His comment came on the heels of defence minister Manohar Parrikar’s remark on Monday that any individual or organisation harming the country should be made to suffer the pain for their actions and “how, when and where should be your choice.”
Singh said 17 terror camps were active in PoK, down from 42 a few years ago due to mounting global pressure on Pakistan.
Six Pakistani terrorists stormed the Pathankot fighter base on January 2, killing seven soldiers before being neutralised. Questions were raised about India’s response and the operation running too long, but Singh asserted there was no lack of coordination among the agencies and the operation took time to ensure fewer casualties.
“There was complete synergy among the agencies,” he told reporters at his customary media briefing ahead of Army Day on January 15.
Asked why the operation took four days, he said the matter was “best left to commanders on the ground.”
Singh said the army personnel were not under anybody’s command, except the Western Army commander, seeking to dismiss reports of a tussle for control of the operation between the National Security Guard, the army and air force.
“Lessons definitely need to be learnt from Pathankot,” he said. But he was quick to point out that it would be premature to elaborate on the issue before the National Investigation Agency completing its probe.

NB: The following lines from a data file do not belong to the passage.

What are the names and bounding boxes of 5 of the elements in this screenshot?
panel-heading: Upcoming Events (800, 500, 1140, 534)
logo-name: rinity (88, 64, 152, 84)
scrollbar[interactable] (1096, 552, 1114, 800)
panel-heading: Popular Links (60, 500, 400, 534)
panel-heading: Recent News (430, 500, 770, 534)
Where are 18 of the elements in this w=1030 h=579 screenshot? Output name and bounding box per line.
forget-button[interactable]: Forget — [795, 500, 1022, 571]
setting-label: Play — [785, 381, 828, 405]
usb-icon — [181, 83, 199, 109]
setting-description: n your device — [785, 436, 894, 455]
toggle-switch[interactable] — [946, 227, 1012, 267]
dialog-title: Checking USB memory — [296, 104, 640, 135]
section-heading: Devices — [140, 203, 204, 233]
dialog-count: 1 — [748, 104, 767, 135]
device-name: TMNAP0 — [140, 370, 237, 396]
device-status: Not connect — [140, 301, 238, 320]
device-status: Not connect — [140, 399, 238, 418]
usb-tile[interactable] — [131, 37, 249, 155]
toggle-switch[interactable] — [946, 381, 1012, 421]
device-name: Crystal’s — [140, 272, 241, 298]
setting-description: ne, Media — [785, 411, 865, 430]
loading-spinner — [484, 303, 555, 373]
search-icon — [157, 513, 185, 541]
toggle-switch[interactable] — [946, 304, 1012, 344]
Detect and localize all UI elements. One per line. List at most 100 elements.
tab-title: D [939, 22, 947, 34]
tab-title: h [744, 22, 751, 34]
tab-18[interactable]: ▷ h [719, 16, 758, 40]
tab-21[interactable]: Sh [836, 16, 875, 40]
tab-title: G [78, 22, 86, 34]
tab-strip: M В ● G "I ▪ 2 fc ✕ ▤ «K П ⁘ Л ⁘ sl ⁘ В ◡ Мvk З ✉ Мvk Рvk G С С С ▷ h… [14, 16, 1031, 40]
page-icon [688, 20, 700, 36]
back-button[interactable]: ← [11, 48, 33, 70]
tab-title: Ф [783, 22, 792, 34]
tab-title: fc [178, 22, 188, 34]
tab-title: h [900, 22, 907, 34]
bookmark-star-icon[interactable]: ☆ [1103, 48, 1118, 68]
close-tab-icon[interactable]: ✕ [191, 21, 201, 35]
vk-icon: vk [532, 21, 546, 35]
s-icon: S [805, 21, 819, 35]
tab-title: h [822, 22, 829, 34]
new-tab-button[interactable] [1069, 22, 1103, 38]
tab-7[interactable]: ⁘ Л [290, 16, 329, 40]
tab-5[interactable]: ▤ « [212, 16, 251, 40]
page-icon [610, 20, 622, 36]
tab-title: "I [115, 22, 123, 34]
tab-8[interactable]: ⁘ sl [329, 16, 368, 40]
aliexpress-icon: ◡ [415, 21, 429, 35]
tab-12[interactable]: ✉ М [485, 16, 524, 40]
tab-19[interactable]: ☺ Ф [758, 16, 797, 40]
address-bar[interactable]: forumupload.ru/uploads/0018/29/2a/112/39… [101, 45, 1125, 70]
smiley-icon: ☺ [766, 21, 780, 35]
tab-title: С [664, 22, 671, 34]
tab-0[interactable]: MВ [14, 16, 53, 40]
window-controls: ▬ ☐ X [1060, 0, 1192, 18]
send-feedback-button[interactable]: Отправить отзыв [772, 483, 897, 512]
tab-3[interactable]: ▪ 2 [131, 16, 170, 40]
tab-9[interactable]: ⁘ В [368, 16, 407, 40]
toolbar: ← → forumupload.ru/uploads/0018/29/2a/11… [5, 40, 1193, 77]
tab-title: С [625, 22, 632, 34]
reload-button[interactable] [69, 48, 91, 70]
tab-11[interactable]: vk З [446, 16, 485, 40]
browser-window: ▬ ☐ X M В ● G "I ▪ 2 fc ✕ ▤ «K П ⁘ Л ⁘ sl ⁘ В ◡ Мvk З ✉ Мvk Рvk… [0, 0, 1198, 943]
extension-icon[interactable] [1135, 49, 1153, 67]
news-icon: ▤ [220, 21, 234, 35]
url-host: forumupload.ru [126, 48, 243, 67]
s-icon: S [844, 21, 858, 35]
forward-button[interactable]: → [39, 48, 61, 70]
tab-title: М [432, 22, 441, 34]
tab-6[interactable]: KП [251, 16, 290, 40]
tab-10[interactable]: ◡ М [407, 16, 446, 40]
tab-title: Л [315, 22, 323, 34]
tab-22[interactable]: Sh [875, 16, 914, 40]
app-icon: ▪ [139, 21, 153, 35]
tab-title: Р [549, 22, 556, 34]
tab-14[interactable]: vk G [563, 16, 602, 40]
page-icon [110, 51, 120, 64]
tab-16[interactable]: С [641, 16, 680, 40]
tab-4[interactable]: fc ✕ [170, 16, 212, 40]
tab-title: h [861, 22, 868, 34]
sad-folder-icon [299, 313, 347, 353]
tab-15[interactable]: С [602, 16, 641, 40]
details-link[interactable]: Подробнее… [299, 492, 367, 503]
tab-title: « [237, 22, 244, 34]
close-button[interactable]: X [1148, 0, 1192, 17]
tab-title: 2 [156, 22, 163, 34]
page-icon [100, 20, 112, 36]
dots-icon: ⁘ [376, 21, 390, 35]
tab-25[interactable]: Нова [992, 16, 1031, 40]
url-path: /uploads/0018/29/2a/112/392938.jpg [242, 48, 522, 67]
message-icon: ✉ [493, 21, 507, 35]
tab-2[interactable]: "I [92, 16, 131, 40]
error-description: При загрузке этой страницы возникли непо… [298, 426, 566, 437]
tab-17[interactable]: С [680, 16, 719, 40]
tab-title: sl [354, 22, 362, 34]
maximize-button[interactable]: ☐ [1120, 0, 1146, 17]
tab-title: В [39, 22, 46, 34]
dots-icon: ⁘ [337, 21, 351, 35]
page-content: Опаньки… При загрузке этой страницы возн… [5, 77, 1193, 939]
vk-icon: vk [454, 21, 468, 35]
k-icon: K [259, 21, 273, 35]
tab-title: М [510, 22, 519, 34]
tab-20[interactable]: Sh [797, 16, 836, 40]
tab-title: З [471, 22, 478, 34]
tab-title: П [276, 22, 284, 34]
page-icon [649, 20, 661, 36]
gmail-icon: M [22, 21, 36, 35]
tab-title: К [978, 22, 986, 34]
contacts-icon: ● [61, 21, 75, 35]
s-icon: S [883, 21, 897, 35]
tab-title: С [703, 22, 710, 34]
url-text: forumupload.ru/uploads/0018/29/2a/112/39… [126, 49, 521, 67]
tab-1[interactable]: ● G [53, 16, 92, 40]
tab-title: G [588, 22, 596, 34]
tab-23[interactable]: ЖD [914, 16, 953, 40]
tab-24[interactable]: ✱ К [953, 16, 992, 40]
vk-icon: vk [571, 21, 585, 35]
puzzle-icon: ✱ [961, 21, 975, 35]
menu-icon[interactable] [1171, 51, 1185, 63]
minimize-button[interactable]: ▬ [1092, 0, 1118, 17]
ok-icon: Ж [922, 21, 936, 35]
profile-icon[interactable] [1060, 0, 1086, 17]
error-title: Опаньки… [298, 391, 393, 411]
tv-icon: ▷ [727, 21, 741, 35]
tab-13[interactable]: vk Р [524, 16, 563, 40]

Singh brushed aside criticism of the NSG’s deployment, saying the force was called as there were concerns about a hostage situation at the airbase that houses over 10,000 people.
He said the motive of the attack was to inflict “maximum casualties” and trigger “media hype.”
Singh said terrorists were breaching the Punjab border as the LoC counter-infiltration grid had been tightened in J&K and “they are exploring new areas” to sneak in.